Among Puerto Ricans, using the (Hispanic Community Health Study/Latino Study) we saw a trend: that chronic stress did not lead to more depressive symptoms, but it did lead to more unhealthy behaviors. But Mexican-Americans did not fit this model at all. (Two-thirds of Latinos in the United States have Mexican backgrounds.) The stress made them more depressed and they did not adopt more unhealthy behaviors to cope with it.
It was not gender specific because the sample size was not large enough and we could not say anything about Cubans or Central Americans.
WebMD: Another focus for you is how Latino heritage and adaptation to American culture impacts smoking behavior. Can you expand?
Pérez-Stable: I am also Cuban. In Cuba, smoking was much more common. In the United States, Latinos smoke at lower rates. Again, the US data is driven by Mexicans. The pattern among Cuban Americans and Puerto Ricans is heavier smoking and higher rates. I think that’s pretty consistent.
Well, Mexicans and Central Americans – and curiously Dominicans – smoke at much lower rates.
In general, it will also be influenced by social mobility. In general, women, as they become more acculturated, are more likely to smoke and men are less likely to smoke. The traditional gender role of women in Latin American culture may be functioning as a protective factor against cigarettes and alcohol. That is a hypothesis.
For men in the United States there is a social environment in which smoking is not always as fun as it was in Latin America. We see the same thing with Chinese men who immigrate to the US. There were high rates of smoking when they were in China. When they arrived in the US, their smoking rates dropped dramatically.
WebMD: What can patients and doctors do to ensure they consider all the factors that drive health outcomes and receive or provide the best care?
Pérez-Stable: What doctors sometimes do worse, and it’s not their fault; What’s more, the system does not make it easy: it is about understanding who the patient is in their social context.
We know their age and sex. We generally know their racial and ethnic origin. Sometimes people ask about birthplace. It matters where your patients were originally from (maybe not for many, but for some), so we need to know that they immigrated to one part of the country but their family was from another part. For immigrants, that matters.
So, socioeconomic status is often completely ignored in clinical care. Knowing at least your patients’ educational level helps you communicate better, understand where you need to be more specific or sophisticated depending on their educational background, and give them the feeling that you’re not threatening them when you ask, “How far did you get?” ? Go to school?
WebMD: Talk about the “Understanding and Addressing the Impact of Structural Racism and Discrimination on Minority Health and Health Disparities” initiative.
Pérez-Stable: We finance 38 research grants. Most are observational and analyze associations between structures that cause adverse outcomes. We have found, for example, that areas with fewer social resources specifically have worse heart attack and transplant care.

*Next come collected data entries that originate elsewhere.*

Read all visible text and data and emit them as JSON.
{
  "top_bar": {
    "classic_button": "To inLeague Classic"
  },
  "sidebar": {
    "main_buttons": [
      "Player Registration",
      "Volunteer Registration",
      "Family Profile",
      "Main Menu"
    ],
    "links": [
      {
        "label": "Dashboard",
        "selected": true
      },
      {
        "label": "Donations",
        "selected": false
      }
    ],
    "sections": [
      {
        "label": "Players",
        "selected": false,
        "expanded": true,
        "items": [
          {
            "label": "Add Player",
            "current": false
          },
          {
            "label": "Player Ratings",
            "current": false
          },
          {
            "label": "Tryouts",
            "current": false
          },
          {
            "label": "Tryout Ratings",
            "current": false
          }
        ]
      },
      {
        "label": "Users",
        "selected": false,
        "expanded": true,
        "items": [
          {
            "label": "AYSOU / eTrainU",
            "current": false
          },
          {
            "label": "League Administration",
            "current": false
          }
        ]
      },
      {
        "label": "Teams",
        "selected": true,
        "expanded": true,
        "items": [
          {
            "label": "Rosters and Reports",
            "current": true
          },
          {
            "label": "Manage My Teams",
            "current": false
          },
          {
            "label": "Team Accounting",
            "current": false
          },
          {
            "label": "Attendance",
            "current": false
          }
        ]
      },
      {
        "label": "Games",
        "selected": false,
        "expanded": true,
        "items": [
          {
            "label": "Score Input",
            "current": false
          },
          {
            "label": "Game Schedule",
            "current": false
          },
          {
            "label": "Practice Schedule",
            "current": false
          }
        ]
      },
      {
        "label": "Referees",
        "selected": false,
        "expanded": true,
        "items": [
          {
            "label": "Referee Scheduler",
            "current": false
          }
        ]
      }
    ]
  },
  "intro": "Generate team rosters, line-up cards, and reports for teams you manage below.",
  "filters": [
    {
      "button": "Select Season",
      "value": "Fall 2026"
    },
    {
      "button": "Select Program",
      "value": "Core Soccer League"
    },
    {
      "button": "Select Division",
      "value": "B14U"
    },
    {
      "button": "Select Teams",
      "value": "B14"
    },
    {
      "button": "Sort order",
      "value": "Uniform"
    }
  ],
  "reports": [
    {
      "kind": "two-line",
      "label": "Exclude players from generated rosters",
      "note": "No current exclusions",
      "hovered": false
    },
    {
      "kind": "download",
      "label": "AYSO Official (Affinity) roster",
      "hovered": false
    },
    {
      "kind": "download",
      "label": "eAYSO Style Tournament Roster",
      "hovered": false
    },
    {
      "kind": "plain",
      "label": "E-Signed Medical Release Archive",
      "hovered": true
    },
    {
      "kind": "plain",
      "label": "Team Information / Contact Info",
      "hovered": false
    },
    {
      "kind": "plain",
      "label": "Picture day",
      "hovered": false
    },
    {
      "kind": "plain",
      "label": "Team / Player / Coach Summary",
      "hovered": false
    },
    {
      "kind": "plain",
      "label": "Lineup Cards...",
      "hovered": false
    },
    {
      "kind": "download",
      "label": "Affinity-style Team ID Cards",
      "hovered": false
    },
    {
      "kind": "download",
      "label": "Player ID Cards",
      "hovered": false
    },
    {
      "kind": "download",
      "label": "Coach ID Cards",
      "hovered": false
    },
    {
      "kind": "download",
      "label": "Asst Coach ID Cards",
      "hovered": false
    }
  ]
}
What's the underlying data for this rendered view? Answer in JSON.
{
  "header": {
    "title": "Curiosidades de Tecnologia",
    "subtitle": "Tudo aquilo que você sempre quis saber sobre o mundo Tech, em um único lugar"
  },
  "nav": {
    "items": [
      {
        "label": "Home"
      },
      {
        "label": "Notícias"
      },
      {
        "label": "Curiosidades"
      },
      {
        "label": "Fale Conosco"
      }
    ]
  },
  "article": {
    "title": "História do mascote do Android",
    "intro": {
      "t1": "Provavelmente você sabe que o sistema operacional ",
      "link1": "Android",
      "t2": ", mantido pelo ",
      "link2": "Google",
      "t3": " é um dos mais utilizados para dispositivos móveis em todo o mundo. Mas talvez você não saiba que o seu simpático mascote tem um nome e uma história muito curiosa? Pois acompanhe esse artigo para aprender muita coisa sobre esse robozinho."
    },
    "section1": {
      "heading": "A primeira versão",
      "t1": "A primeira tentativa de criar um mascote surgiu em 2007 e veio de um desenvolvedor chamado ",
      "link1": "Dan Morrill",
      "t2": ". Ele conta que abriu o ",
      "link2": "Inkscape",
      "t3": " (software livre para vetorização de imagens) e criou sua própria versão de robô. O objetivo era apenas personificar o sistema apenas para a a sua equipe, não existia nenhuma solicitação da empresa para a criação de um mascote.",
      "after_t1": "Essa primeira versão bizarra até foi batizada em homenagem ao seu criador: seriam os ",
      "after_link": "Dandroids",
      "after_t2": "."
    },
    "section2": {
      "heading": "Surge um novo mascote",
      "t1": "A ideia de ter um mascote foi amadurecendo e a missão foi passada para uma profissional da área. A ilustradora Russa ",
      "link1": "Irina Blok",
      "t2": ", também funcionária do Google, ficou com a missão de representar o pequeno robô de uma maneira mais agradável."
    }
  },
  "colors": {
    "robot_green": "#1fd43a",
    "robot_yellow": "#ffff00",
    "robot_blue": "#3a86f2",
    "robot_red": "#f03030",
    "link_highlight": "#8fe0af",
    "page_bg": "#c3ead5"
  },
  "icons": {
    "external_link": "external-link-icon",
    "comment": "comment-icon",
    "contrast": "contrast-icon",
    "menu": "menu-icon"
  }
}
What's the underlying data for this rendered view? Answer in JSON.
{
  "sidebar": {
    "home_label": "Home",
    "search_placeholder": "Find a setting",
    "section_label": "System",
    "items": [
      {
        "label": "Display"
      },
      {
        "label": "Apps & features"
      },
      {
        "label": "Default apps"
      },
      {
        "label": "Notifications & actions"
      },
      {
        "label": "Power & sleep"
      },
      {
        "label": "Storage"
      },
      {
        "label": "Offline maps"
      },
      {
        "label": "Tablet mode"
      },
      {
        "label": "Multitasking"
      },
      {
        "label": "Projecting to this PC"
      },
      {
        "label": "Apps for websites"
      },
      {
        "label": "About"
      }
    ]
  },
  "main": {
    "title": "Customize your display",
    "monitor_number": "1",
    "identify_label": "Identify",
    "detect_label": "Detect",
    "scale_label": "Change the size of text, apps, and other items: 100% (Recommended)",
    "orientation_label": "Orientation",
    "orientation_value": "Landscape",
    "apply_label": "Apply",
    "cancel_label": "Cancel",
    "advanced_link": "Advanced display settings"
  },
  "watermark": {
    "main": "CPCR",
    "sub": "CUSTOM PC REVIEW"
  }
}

Studies to intervene take a while to develop, but the NIH has committed resources to do so using a community-based approach. Most will address issues related to access to healthy, affordable food, how we can impact housing, green spaces, community violence, and healthcare. Also, the quality of education, which is more difficult.
Since communities don’t exist in isolation, they need good healthcare and healthcare systems need to know their communities, so it works both ways.